Sport has a terrible power to inflict pain. Or, indeed, bring joy, which, as I woke yesterday morning in a euphoric haze that shows now sign of abating, is something I can vouch for. The reason for my beatific state was Manchester City's 6-1 triumph over Manchester United, a result so extraordinary that I didn't even believe it when I heard it on the Radio 4 news bulletin. (I'll tell you how exceptional this is: on the front of the Financial Times yesterday, there was a picture not of Nicolas Sarkozy or Jean-Claude Trichet, but of Mario Balotelli, the City striker!)

We supporters of Manchester City have had our fair share of the twin impostors down the years, so we're determined to treat this particular one like the real thing. Surely sport is at its best, and at its most relevant, when it really matters.

That's why productivity will have gone up in New Zealand yesterday as an entire country basks in the glow of winning rugby's World Cup. And why, as we limber up for the London Olympics next year, we as a nation will be implored to get behind our athletes.

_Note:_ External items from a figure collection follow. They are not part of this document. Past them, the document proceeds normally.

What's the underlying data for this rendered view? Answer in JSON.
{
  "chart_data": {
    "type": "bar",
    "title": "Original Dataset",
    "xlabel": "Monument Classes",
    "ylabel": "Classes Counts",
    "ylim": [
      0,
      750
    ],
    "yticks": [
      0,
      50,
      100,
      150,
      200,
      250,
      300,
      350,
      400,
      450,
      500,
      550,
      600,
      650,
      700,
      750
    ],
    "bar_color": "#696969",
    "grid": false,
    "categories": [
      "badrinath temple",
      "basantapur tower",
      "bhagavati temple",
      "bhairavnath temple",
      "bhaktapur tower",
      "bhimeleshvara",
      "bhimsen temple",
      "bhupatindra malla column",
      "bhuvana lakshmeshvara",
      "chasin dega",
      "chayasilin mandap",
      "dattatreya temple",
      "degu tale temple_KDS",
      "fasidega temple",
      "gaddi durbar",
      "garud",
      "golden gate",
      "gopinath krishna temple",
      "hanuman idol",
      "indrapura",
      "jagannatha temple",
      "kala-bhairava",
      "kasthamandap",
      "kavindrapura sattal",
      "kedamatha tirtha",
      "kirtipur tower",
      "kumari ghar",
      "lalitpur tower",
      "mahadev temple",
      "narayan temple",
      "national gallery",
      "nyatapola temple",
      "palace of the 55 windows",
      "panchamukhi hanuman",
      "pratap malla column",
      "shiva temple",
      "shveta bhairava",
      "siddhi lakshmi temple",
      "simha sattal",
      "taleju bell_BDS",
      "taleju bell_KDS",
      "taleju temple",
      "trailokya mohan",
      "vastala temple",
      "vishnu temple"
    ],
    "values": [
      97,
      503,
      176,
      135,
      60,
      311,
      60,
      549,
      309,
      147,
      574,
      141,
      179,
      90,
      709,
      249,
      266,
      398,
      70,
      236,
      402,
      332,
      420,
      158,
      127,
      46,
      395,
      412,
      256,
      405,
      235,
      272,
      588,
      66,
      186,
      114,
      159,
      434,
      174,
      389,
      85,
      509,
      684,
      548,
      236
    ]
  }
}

We will obviously take pride in the delivery of the Games on time and on budget – when was the last time the build-up to an Olympics didn't take place against a backdrop of stories about the stadium not being ready on time? – but it will count for much less if we fail to bag a decent collection of gold medals.

And one thing's for sure: coaches won't be preaching Kipling to their charges. More likely they'll be trying to get them to emulate the great athlete Michael Johnson who, on Desert Island Discs the other week, revealed the record he always listened to before he competed. It was called "Me Against the World".